You could use laser fusion which isn't dirty with uranium. But yes Uranium explosions in the open probably aren't good. That's why you catch the water and steam in the loop at the top of the system so there's no direct exposure to it. The sad reality is global warming has started a runaway melting and we can't stop that, It's time to start moving to The Great Lake region And building up around there.

"ok... so im running some mental simulations....
generically speaking what modern science currently lacks is the flexible containment of massive force explosions.
material scientists would probably have a better idea of a time span toward materials that could contain massive explosive pressure.
carbon nano tube made from some type of spiders web like fabric interwoven with oxygen3 molcules might possibly manage to the speed and strength requirement..
however we probably need biological cloning along the lines of growing lumps of meat to produce the silk like material and then possibly micro-gravity like conditions to mix the types of super light materials like the nature of things like oxygen3(e.g not actually as it is probably too combustible)."

are you talking about the walls of the cavity? If you are my experiments show rock or dirt don't work and a steel can does? Is that what you mean?
the steel would tend to bend from the pressure.
what type of thickness of steel ? im guessing we are talking atleast a couple of meters maybe more.
how deep/volume ?
why not just go for a slow burn and heat steam having massive steam turbine powered by low heat burning constantly ?
maybe even solar ?
(Aug 8, 2017 07:46 PM)RainbowUnicorn Wrote: [ -> ]the steel would tend to bend from the pressure.
what type of thickness of steel ? im guessing we are talking atleast a couple of meters maybe more.
how deep/volume ?
why not just go for a slow burn and heat steam having massive steam turbine powered by low heat burning constantly ?
maybe even solar ?
In underwater explosions the water absorbs a lot of the energy, It puts out the explosion quickly.My experiments showed that if the explosive is sized properly to the size of the cavity it sits in, then the explosions can be done many times before wear and tear on a simple soup can caused a crack in the side. maybe like 50 times or more. So I suppose steel would be adequate. Steel has the best elastic properties as well to bounce the energy right back into the water.

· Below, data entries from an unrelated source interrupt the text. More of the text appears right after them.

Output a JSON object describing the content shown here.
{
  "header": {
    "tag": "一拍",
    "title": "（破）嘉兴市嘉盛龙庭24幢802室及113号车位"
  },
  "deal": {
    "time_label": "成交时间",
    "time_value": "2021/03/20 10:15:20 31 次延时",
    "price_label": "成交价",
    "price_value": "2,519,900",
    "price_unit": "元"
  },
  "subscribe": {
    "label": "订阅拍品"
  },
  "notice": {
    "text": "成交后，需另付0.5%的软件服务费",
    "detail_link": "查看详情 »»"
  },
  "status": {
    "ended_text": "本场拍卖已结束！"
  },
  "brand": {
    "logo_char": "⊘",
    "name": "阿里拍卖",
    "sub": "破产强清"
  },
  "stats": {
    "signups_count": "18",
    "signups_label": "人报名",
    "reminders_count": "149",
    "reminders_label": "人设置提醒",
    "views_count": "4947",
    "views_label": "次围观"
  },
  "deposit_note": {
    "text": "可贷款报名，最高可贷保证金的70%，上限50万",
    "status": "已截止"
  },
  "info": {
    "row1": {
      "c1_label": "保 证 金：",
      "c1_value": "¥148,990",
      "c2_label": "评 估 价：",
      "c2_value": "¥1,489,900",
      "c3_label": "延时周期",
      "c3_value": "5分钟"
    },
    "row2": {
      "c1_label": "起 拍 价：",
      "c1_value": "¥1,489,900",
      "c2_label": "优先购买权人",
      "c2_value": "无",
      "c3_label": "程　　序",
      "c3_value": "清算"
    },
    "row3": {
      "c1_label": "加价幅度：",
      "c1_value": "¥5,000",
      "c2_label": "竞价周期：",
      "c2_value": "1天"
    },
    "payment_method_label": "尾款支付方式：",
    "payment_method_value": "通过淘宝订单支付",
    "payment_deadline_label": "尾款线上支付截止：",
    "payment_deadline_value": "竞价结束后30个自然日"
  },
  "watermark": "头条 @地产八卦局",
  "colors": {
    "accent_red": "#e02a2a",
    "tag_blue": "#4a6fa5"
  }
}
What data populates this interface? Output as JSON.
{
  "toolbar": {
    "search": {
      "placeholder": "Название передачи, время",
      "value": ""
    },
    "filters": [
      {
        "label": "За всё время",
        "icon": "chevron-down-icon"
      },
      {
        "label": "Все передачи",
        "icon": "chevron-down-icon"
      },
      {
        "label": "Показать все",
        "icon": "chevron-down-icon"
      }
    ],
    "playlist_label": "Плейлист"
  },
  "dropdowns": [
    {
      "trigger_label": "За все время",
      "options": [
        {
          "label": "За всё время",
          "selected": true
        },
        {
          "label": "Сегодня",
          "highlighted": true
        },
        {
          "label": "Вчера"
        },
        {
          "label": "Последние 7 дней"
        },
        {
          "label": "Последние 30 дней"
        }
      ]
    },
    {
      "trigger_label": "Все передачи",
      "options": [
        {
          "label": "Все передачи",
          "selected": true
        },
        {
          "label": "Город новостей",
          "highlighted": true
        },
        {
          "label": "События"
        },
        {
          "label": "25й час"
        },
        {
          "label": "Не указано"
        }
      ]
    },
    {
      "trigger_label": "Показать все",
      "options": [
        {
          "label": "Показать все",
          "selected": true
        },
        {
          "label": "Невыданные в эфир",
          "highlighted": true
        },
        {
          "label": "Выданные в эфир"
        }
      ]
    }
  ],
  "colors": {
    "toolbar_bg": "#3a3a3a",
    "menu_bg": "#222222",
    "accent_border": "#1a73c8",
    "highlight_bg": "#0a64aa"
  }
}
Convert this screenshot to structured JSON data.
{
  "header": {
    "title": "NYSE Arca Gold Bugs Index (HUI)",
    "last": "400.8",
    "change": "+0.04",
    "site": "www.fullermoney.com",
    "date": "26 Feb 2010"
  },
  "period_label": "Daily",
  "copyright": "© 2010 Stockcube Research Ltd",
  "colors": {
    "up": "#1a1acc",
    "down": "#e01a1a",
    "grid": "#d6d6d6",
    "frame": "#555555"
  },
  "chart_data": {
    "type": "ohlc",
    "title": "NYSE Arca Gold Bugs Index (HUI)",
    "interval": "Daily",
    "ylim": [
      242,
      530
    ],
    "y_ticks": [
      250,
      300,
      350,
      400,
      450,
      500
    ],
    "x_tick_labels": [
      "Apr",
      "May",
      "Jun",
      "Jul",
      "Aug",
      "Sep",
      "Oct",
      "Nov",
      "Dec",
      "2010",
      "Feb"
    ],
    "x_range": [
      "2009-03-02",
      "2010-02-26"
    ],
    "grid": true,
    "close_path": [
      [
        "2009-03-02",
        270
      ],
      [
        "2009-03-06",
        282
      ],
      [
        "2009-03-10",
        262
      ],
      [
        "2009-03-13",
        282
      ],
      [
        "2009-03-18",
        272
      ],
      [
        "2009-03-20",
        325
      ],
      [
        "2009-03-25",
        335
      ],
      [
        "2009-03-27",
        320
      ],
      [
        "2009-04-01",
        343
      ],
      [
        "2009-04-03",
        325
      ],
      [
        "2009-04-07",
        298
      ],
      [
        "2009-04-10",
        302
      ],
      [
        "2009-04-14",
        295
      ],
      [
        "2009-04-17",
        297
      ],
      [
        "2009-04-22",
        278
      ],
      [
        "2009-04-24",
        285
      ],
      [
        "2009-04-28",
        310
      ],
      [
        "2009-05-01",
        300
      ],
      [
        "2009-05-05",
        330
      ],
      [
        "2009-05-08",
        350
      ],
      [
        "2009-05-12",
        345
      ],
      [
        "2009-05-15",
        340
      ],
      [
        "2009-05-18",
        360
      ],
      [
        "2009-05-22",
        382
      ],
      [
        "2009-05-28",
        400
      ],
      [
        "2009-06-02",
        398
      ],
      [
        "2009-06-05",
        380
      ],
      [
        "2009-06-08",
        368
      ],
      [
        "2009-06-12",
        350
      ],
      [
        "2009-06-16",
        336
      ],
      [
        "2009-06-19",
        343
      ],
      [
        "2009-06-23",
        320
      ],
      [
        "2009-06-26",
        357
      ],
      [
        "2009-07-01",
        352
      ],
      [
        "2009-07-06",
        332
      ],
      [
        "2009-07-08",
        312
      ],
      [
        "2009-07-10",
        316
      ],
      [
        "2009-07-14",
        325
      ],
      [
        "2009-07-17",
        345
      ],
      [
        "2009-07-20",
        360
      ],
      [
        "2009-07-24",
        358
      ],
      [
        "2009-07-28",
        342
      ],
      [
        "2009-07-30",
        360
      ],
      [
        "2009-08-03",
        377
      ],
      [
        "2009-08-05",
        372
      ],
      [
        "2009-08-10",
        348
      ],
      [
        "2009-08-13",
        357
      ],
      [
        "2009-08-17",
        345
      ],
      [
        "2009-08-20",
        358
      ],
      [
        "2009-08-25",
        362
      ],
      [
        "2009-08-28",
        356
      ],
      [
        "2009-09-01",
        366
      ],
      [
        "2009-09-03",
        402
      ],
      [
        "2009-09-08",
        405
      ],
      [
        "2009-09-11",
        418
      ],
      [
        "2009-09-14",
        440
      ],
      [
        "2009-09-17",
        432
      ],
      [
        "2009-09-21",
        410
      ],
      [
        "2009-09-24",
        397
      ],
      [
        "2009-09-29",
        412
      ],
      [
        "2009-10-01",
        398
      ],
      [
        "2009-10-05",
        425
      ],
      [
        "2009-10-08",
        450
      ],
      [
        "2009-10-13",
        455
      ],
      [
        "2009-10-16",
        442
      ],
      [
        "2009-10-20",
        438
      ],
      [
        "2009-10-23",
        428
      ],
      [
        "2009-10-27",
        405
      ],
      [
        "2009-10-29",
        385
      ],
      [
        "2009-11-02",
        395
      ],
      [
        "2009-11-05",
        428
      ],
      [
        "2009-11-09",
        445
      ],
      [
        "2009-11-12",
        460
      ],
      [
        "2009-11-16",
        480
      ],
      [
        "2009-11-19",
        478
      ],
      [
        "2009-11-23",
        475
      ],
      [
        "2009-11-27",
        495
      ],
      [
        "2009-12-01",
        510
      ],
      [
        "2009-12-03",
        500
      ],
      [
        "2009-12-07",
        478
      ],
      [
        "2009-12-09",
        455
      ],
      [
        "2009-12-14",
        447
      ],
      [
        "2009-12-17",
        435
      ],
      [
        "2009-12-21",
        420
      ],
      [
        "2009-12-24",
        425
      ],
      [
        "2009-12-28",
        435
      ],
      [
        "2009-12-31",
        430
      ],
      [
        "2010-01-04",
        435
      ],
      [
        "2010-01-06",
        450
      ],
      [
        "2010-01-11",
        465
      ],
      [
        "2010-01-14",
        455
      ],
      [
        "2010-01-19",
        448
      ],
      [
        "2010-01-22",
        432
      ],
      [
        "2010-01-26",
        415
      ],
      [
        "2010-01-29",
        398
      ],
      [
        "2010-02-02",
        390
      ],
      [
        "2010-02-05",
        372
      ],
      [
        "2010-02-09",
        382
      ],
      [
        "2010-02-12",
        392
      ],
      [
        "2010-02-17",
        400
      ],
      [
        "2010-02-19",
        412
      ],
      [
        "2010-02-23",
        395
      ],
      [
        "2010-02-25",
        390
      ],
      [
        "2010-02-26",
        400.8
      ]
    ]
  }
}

Advantages over traditional nuclear power plants are in efficiency and the amount of available energy in the fuel that's converted into weight displacement then electricity. The use of fusion fuel is slowly burned in the tokomak so that's a competing industry.
The pre digging method eliminates fallout and earthquakes as well because the blast energy all goes into the weight displacement of the huge rock. Previously digging with explosives was hindered by these two things. In any event its a viable use of fusion and extends this planet's life of modern technology and energy consumption for billions of years. It just will take a long time to build enough systems to get everyone dependent on fusion fuel.